Un de mes amis…

… qui ne lit pas ce blogue, puisque j’abhorre toute (auto)promotion, et qu’il ne sait donc pas que j’en tiens un, un de mes amis, disais-je, avant de m’interrompre, avant de reprendre :

un de mes amis m’a parlé hier de son nouvel engouement pour la cause souverainiste. Nouvel engouement, qui repart d’un ancien engouement qu’il a eu il y a quelques années de ça. Il est comme ça, mon chum, parfois il part sur une bulle et retrouve la conviction à propos de ce dont il n’était plus convaincu la semaine avant.

*Waouw, virtuose de la syntaxe, ce matin.*

Le Mouvement Montréal français fait, entre autres, partie de ses amours retrouvées. Il ira à leurs manifestations, écrira les communiqués et se fera probablement assommer par un policier payé par ses taxes, envoyé par un politicien pour qui il n’a pas voté.
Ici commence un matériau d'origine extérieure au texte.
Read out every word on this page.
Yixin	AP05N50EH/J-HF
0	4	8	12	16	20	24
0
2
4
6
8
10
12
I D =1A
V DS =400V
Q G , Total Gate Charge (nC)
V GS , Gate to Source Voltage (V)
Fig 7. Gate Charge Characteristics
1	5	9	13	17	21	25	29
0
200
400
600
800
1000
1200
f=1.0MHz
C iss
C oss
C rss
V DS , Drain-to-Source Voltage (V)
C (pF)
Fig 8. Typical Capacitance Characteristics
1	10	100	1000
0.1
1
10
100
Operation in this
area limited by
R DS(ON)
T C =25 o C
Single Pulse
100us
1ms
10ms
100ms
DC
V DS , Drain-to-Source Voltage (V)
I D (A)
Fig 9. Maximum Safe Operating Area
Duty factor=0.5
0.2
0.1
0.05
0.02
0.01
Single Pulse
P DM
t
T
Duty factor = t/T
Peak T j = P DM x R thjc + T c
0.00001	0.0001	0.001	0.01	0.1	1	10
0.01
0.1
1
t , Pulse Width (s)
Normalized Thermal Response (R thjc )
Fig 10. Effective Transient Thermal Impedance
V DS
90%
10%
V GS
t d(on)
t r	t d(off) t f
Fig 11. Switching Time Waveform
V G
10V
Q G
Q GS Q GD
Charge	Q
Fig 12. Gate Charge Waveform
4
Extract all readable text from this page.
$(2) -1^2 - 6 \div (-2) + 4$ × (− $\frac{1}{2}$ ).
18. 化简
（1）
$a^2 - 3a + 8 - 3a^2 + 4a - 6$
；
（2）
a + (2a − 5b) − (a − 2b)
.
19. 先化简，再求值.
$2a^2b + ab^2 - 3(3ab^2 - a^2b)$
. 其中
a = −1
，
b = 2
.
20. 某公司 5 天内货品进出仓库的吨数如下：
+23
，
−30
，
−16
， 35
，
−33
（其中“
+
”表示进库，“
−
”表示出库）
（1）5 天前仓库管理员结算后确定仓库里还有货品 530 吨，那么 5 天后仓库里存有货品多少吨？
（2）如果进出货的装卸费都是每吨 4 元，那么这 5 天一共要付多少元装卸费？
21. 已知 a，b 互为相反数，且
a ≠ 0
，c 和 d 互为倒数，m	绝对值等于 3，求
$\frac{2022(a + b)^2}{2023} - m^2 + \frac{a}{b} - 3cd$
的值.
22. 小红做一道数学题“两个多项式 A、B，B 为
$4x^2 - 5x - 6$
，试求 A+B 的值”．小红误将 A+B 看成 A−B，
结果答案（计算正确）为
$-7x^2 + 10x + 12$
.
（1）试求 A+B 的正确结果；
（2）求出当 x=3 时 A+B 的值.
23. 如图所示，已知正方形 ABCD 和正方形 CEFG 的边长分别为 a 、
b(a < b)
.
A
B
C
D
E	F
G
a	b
Vivre ensemble, c’est pas facile, hein.

Comme les grands esprits se rencontrent – je parlais hier, justement, de l’importance de poser des bombes quand un système ne fonctionne plus (en tout cas, c’est ce que je voulais dire…) – on s’est parlé sur le chat de Facebook (moins glamour que les café parisiens des 60ies) et on a jasé de ce qu’on pourrait bien faire sauter en premier.

Lui parlait de la première vendeuse, du premier commerçant qui l’aborderait en anglais dans une boutique. Moi je voulais plutôt m’attaquer à des institutions. On s’est mis d’accord pour tirer à pile ou face, à moins que la vendeuse soit assez belle pour qu’on lui pardonne que sa famille habite ici depuis 300 ans et qu’elle ne sache toujours pas aligner trois mots de français.

On se décrivait comme des docteurs qui feraient des frappes… – comment qui disent, déjà « chirurgicales » ? – d’une précision absolue, puisque quand on trouve des recettes de bombes sur internet, on peut bien entendu se fier aux quantités données et aux descriptions des effets possibles, surtout quand c’est une traduction babelfish du russe au français.

Comme toujours, c’est Clamski qui nous coordonnait.

Comme toujours, parce que quand je vois cet ami, il insiste toujours pour que Clamski soit là. Je l’accuse de vouloir voler mon mentor ; il ne répond que d’un sourire. Ça me va. Clamski a beaucoup de temps et mon ami est très gêné, de toute façon.